Franz Boas argued that:

in order to understand “what is” — in cultural anthropology, the specific cultural traits (behaviors, beliefs, and symbols) – one had to examine them in their local context.

In Boas work, he argued for an approach that:

considers every phenomena as worthy of being studied for its own sake. Its mere existence entitles it to a full share of our attention; and the knowledge of its existence and evolution in space and time fully satisfies the student.
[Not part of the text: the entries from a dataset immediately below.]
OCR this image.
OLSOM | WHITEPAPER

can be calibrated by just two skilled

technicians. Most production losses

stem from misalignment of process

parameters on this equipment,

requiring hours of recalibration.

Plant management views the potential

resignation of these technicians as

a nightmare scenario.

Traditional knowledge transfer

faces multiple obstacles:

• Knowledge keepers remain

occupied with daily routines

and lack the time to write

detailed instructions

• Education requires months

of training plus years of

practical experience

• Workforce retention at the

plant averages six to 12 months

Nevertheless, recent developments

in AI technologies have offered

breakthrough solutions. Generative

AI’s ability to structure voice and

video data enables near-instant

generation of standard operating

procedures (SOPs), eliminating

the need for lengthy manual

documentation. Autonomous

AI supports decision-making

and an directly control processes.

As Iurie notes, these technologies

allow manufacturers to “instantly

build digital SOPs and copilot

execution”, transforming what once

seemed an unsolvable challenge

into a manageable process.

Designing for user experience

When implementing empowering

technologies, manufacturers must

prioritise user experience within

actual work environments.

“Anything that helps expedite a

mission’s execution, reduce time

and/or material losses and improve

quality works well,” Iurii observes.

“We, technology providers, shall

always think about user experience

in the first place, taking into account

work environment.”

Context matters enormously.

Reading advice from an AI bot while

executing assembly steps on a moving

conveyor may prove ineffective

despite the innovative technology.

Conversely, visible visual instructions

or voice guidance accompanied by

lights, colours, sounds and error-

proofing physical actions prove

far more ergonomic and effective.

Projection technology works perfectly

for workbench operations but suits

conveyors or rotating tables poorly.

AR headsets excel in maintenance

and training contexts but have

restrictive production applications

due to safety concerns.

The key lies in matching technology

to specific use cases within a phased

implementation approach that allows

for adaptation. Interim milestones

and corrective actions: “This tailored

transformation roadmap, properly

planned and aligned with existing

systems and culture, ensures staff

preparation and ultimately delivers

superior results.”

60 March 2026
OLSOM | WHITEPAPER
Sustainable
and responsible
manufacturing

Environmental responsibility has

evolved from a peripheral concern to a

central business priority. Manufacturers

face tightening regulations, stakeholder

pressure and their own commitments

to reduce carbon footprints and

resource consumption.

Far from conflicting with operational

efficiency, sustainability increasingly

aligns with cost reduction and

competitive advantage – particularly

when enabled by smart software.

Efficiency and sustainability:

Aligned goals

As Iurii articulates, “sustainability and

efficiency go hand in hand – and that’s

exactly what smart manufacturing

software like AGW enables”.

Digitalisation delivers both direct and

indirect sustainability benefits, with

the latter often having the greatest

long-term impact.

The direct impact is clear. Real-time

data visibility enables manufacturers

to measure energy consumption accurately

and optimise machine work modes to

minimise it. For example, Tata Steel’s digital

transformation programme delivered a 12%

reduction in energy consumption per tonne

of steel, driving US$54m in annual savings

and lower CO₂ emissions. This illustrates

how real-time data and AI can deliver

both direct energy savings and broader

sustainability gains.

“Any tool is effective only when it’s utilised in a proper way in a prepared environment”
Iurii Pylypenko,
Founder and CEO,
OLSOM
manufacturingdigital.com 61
Since Boas’ anthropology has been firmly established as the scientifically valid approach in the academy, “cultural relativism” has ceased to become a term of art and is now, in fact, scientific dogma. Alternative approaches to this issue, such as that of Lloyd deMause, have remained marginalized.

And so we are left with:

necessity, what Milton called ‘the tyrant’s plea’ to excuse the crime, specifically that it is necessary for the innocent baby to die so that society will not have to go to the expense and effort of raising and caring for him, and effort which is (in a summary fashion) labeled ‘unbearable’.
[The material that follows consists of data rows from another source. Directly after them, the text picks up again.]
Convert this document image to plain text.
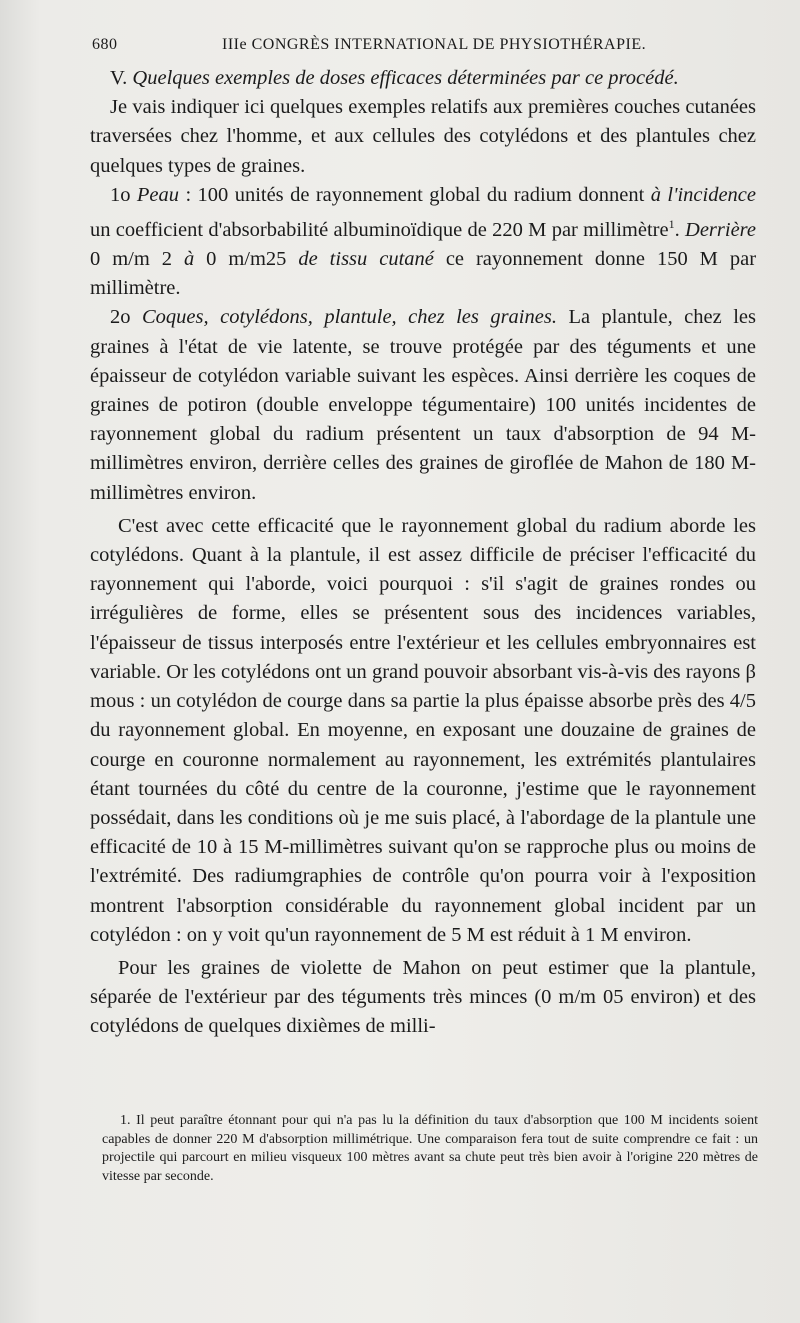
680	IIIe CONGRÈS INTERNATIONAL DE PHYSIOTHÉRAPIE.

V. Quelques exemples de doses efficaces déterminées par ce procédé.

Je vais indiquer ici quelques exemples relatifs aux premières couches cutanées traversées chez l'homme, et aux cellules des cotylédons et des plantules chez quelques types de graines.

1o Peau : 100 unités de rayonnement global du radium donnent à l'incidence un coefficient d'absorbabilité albuminoïdique de 220 M par millimètre$^1$. Derrière 0 m/m 2 à 0 m/m25 de tissu cutané ce rayonnement donne 150 M par millimètre.

2o Coques, cotylédons, plantule, chez les graines. La plantule, chez les graines à l'état de vie latente, se trouve protégée par des téguments et une épaisseur de cotylédon variable suivant les espèces. Ainsi derrière les coques de graines de potiron (double enveloppe tégumentaire) 100 unités incidentes de rayonnement global du radium présentent un taux d'absorption de 94 M-millimètres environ, derrière celles des graines de giroflée de Mahon de 180 M-millimètres environ.

C'est avec cette efficacité que le rayonnement global du radium aborde les cotylédons. Quant à la plantule, il est assez difficile de préciser l'efficacité du rayonnement qui l'aborde, voici pourquoi : s'il s'agit de graines rondes ou irrégulières de forme, elles se présentent sous des incidences variables, l'épaisseur de tissus interposés entre l'extérieur et les cellules embryonnaires est variable. Or les cotylédons ont un grand pouvoir absorbant vis-à-vis des rayons β mous : un cotylédon de courge dans sa partie la plus épaisse absorbe près des 4/5 du rayonnement global. En moyenne, en exposant une douzaine de graines de courge en couronne normalement au rayonnement, les extrémités plantulaires étant tournées du côté du centre de la couronne, j'estime que le rayonnement possédait, dans les conditions où je me suis placé, à l'abordage de la plantule une efficacité de 10 à 15 M-millimètres suivant qu'on se rapproche plus ou moins de l'extrémité. Des radiumgraphies de contrôle qu'on pourra voir à l'exposition montrent l'absorption considérable du rayonnement global incident par un cotylédon : on y voit qu'un rayonnement de 5 M est réduit à 1 M environ.

Pour les graines de violette de Mahon on peut estimer que la plantule, séparée de l'extérieur par des téguments très minces (0 m/m 05 environ) et des cotylédons de quelques dixièmes de milli-

1. Il peut paraître étonnant pour qui n'a pas lu la définition du taux d'absorption que 100 M incidents soient capables de donner 220 M d'absorption millimétrique. Une comparaison fera tout de suite comprendre ce fait : un projectile qui parcourt en milieu visqueux 100 mètres avant sa chute peut très bien avoir à l'origine 220 mètres de vitesse par seconde.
Apparently, in Cloudcuckooland, homo sapiens give birth to a transitional form of life which is non-human, but which becomes human either at the age of seven years, or when when the skull clears the birth canal, or when the mother or a judicial body bestows whatever Linnaean taxonomic classification on the organism whim sees fit: I do not see why a mother, if it is she who decided if her baby is homo sapiens, cannot with equal godlike authority declare him to be a spaniel or a goldfish instead. This makes us the only known species who does not reproduce itself directly, but instead engages another species, creatures called fetuses, to produce us.

Ah! But we who know grammar-school biology, we are the mystics and nutbags cruelly attempting to tyrannize the mother, and rob her of her rightful magic powers to decree that humans are livestock, babies are parasites, A is not A.